1. Pengukuran perilaku

Pengukuran ini termasuk pendekatan instrumental conditioning yang memandang bahwa pembelian konsisten sepanjang waktu dapat menunjukkan loyalitas merek. Loyalitas diukur berdasarkan pembelian yang dilakukan oleh konsumen.

2. Pengukuran switching cost

Pengukuran ini merupakan indikasi loyalitas pelanggan terhadap suatu merek, sebab umumnya biaya untuk beralih merek sangat mahal dan beresiko besar sehingga tingkat perpindahan konsumen akan rendah.

3. Pengukuran kepuasan

Walaupun kepuasan tidak menjamin loyalitas namun, ada kaitan penting antara kepuasan dan loyalitas. Bila ketidakpuasan pelanggan terhadap suatu merek rendah maka tidak cukup alasan bagi konsumen untuk beralih mengkonsumsi merek lain kecuali terdapat faktor-faktor penarik yang kuat.

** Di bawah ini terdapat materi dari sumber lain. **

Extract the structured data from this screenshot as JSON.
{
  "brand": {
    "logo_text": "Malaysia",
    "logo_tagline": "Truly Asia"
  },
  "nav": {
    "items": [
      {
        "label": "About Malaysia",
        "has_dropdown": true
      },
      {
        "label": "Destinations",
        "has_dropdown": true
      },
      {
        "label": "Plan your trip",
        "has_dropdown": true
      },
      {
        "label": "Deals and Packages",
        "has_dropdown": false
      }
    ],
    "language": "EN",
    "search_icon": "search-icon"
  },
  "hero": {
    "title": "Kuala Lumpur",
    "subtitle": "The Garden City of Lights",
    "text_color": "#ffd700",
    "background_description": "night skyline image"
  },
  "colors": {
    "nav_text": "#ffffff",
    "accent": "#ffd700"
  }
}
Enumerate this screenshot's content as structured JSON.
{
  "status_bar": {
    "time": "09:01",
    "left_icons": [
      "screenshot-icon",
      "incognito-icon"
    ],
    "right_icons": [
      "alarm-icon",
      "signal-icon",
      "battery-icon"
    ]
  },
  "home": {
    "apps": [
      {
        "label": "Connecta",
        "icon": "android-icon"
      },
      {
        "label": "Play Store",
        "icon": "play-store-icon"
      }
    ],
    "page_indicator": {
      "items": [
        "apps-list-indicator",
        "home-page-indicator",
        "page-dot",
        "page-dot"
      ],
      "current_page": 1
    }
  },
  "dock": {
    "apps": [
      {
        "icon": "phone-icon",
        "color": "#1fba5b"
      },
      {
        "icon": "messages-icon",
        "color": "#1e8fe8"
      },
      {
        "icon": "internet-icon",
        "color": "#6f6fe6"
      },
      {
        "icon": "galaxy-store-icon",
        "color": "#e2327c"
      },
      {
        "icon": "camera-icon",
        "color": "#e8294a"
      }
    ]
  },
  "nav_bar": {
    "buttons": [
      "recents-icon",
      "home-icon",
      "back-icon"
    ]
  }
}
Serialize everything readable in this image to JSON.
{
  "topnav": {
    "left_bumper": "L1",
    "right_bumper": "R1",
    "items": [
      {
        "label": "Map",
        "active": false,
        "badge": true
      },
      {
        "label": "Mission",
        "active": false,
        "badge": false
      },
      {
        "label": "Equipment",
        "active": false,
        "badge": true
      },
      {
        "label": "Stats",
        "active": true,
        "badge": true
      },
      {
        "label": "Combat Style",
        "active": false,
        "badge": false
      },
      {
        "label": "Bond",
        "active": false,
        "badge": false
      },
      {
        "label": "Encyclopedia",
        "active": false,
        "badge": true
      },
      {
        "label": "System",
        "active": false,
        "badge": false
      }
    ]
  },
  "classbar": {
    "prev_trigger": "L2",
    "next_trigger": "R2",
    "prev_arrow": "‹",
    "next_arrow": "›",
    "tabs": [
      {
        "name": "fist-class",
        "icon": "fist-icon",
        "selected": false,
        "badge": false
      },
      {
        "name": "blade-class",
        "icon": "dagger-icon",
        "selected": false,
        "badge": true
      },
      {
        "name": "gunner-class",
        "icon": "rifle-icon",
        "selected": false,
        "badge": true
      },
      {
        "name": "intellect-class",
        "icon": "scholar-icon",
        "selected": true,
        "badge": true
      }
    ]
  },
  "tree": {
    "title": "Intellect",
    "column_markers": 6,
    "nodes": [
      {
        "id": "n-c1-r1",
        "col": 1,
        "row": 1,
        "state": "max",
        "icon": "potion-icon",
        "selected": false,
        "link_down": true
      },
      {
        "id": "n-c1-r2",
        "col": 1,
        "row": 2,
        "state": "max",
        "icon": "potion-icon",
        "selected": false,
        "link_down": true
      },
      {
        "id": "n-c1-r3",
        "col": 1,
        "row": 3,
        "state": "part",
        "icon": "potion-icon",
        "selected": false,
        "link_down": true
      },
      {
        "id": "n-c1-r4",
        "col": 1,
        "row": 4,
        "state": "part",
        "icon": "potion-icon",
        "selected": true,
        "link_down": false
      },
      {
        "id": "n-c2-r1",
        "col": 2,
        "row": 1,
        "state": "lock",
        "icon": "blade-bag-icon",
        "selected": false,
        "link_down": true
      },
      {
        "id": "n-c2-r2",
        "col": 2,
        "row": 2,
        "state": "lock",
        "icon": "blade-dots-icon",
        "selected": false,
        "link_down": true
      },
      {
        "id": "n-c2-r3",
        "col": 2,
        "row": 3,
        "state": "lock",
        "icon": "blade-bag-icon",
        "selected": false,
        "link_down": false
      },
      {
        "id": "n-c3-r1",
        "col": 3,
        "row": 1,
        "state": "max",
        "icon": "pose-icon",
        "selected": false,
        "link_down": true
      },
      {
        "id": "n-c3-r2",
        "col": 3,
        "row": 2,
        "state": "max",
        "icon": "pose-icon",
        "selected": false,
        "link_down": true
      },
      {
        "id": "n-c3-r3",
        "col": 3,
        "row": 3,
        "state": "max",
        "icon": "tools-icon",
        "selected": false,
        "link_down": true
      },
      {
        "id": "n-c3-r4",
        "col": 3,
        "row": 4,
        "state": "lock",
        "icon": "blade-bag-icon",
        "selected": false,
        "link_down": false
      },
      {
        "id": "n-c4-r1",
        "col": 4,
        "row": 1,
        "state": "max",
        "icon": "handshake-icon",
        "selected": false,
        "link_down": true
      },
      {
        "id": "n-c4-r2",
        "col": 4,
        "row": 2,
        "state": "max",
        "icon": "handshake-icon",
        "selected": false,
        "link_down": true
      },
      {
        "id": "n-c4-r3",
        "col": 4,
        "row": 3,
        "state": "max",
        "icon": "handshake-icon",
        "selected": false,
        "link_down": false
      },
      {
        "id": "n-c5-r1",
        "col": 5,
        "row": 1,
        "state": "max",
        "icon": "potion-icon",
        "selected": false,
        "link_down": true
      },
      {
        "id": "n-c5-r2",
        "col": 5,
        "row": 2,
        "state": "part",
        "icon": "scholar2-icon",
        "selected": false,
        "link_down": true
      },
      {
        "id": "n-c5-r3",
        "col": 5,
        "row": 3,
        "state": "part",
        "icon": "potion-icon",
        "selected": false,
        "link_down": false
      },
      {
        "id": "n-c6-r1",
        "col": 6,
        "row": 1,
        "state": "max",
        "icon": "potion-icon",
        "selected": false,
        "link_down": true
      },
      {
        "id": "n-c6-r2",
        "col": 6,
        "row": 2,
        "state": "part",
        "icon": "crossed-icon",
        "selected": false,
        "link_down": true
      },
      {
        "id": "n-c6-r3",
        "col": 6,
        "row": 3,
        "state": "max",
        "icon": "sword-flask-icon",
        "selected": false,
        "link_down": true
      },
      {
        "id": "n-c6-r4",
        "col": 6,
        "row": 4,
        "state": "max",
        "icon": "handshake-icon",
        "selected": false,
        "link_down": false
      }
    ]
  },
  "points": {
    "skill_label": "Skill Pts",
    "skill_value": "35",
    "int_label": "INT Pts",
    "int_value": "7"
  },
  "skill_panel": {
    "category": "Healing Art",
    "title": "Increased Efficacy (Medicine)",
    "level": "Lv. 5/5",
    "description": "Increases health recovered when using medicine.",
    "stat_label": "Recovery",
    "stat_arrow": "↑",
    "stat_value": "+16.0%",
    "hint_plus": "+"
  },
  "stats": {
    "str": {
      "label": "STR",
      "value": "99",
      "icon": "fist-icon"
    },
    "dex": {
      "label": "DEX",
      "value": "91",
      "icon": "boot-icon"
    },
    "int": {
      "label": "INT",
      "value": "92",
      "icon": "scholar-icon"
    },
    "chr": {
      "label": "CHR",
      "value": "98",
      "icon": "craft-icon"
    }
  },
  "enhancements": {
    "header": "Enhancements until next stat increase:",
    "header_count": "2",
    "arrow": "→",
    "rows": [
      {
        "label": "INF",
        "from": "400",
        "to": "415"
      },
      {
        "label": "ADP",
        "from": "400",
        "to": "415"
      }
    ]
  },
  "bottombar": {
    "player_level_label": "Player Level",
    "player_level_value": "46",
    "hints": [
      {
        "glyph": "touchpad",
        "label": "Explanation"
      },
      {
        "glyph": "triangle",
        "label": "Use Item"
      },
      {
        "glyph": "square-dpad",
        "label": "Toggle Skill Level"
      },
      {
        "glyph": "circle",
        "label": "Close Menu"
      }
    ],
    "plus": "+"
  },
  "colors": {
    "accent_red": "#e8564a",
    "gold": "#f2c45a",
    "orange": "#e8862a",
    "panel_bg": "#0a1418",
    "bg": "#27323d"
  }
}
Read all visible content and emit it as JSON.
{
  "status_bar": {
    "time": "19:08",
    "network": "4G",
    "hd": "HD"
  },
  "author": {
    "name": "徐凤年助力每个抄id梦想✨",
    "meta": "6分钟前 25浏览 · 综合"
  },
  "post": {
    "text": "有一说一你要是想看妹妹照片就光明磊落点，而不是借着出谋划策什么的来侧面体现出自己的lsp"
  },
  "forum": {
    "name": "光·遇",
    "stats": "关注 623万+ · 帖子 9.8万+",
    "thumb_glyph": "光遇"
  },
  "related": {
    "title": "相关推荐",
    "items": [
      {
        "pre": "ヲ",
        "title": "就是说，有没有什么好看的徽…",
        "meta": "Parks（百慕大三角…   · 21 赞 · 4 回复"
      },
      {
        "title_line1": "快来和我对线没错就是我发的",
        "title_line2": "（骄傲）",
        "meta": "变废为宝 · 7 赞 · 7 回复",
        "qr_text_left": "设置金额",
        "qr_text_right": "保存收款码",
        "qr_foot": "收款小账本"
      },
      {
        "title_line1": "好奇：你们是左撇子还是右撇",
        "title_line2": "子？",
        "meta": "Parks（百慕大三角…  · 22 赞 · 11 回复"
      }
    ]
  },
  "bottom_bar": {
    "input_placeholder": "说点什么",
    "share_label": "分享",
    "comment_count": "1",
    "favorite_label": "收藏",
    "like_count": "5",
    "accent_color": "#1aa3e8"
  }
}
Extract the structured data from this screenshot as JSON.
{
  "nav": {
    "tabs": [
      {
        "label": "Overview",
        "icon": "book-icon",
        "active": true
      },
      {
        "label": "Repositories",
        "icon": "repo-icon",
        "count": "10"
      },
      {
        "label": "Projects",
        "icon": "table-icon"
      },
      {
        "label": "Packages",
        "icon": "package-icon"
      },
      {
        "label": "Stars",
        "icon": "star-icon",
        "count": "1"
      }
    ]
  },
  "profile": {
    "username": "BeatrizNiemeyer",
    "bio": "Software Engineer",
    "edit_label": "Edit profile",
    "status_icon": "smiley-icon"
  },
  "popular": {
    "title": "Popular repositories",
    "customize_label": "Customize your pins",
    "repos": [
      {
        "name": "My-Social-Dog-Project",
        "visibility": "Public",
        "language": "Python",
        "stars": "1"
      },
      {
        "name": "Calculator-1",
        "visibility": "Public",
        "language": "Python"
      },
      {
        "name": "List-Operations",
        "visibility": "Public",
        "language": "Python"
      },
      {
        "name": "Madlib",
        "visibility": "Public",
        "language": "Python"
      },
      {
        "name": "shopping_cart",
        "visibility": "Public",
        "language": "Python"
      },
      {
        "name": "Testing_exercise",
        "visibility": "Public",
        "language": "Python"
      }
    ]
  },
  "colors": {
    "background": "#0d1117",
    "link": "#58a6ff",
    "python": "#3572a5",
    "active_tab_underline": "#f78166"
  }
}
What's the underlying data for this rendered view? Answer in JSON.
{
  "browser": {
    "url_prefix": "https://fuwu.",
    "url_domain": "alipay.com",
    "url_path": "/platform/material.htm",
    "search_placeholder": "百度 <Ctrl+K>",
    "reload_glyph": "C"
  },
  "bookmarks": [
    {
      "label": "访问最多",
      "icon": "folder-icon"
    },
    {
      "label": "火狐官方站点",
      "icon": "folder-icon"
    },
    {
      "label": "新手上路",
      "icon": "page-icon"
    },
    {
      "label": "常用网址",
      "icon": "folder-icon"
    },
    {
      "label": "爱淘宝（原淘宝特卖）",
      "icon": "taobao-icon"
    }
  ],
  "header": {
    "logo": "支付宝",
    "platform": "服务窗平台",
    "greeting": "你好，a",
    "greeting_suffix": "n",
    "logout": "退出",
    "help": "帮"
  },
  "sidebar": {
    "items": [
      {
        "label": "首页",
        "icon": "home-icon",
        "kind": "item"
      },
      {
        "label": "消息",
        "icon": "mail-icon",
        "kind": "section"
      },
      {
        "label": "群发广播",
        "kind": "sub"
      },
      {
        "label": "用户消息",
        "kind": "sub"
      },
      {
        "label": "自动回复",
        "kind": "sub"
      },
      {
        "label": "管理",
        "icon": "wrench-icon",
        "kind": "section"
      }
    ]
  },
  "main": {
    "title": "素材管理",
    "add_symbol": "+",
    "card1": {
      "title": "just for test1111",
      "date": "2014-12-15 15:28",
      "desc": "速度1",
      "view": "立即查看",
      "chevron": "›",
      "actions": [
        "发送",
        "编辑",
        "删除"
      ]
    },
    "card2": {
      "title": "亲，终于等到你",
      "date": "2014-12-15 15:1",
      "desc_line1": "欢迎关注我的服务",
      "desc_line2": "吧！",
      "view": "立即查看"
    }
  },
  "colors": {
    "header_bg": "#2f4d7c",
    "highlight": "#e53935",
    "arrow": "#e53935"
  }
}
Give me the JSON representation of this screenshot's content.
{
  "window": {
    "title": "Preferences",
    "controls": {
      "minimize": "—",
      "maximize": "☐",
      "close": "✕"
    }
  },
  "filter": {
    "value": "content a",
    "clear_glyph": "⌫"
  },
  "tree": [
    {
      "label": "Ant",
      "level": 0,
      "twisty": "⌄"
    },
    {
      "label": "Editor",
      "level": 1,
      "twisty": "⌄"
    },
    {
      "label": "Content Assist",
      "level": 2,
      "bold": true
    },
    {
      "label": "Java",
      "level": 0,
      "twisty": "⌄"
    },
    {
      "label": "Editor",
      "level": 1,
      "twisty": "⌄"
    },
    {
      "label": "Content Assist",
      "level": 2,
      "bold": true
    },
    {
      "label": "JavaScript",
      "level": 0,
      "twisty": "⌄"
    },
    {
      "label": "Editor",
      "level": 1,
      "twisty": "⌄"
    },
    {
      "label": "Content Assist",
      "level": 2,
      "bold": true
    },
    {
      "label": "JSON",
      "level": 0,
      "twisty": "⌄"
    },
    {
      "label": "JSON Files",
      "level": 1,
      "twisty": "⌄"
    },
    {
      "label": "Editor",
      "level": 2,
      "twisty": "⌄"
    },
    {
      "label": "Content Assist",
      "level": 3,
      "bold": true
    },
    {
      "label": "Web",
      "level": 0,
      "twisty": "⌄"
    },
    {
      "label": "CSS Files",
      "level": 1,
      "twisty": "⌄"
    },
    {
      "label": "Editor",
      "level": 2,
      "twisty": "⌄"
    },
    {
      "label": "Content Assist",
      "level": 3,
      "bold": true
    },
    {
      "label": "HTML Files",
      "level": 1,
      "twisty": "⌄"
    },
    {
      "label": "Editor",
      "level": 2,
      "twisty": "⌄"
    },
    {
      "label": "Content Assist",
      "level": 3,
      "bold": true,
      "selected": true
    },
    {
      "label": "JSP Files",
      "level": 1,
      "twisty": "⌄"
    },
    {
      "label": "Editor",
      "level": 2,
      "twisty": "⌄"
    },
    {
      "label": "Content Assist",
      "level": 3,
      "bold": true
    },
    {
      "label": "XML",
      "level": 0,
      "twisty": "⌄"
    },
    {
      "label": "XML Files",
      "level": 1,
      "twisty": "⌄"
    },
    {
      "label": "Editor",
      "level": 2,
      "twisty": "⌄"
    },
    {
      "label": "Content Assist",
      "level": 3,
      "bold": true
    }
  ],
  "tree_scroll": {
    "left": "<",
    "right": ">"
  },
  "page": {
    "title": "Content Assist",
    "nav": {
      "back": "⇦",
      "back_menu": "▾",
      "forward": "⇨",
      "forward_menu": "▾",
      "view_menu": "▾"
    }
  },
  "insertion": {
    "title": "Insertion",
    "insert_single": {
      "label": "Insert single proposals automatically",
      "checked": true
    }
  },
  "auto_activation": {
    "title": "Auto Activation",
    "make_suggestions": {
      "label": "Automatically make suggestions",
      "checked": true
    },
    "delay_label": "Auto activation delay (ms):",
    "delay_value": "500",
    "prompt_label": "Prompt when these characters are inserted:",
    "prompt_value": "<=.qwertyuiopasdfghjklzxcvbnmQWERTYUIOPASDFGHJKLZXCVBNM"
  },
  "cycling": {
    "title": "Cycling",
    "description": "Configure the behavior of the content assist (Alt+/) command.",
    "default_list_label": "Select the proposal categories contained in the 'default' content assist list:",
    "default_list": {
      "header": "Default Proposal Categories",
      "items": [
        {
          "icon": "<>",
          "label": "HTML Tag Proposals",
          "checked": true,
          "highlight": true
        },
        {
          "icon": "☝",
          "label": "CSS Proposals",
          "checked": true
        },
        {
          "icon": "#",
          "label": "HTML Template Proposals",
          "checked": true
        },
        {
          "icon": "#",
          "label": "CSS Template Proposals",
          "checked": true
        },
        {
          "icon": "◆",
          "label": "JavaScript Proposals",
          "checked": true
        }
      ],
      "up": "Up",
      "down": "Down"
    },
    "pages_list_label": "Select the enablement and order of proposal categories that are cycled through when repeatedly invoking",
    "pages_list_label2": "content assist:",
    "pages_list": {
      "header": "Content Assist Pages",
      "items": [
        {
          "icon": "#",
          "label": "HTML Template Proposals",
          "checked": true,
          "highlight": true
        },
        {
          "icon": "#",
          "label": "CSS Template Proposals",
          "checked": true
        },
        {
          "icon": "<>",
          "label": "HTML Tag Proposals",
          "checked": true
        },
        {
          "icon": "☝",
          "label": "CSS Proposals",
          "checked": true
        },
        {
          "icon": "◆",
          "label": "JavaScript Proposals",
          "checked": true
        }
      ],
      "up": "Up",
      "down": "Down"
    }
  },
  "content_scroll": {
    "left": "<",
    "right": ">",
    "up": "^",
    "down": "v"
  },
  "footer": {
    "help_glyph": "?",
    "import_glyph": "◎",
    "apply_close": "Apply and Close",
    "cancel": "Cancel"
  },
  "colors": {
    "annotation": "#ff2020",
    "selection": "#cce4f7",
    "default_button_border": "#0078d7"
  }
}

4. Pengukuran kesukaan terhadap suatu merek

Pengukuran ini dilakukan dengan melihat kesukaan terhadap merek, kepercayaan, perasaan hormat, atau bersahabat dengan merek yang membangkitkan kehangatan dalam perasaan pelanggan. Hal ini dapat menyulitkan pesaing untuk menarik pelanggan yang telah mencintai merek pada tahap ini. Ukuran rasa kesukaan dapat tercermin melalui kemauan untuk membayar dengan harga yang lebih mahal untuk memperoleh merek tersebut. Pelanggan yang sangat loyal terhadap suatu merek tidak akan dengan mudah memindahkan pembeliannya ke merek lain, apapun yang terjadi dengan merek tersebut. Bila loyalitas pelanggan terhadap merek meningkat maka kerentanan kelompok pelanggan dari ancaman dan serangan merek produk pesaing dapat dikurangi. Pelanggan yang loyal umumnya akan melanjutkan pembelian merek tersebut meskipun dihadapkan pada banyak alternatif merek produk pesaing yang menawarkan karakteristik produk lebih unggul Durianto 2001 diacu dalam Elizabet 2008. Loyalitas merek juga memiliki beberapa tingkatan. Masing-masing tingkatan menunjukkan tantangan yang harus dihadapi sekaligus sebagai aset yang dapat dimanfaatkan Durianto 2004.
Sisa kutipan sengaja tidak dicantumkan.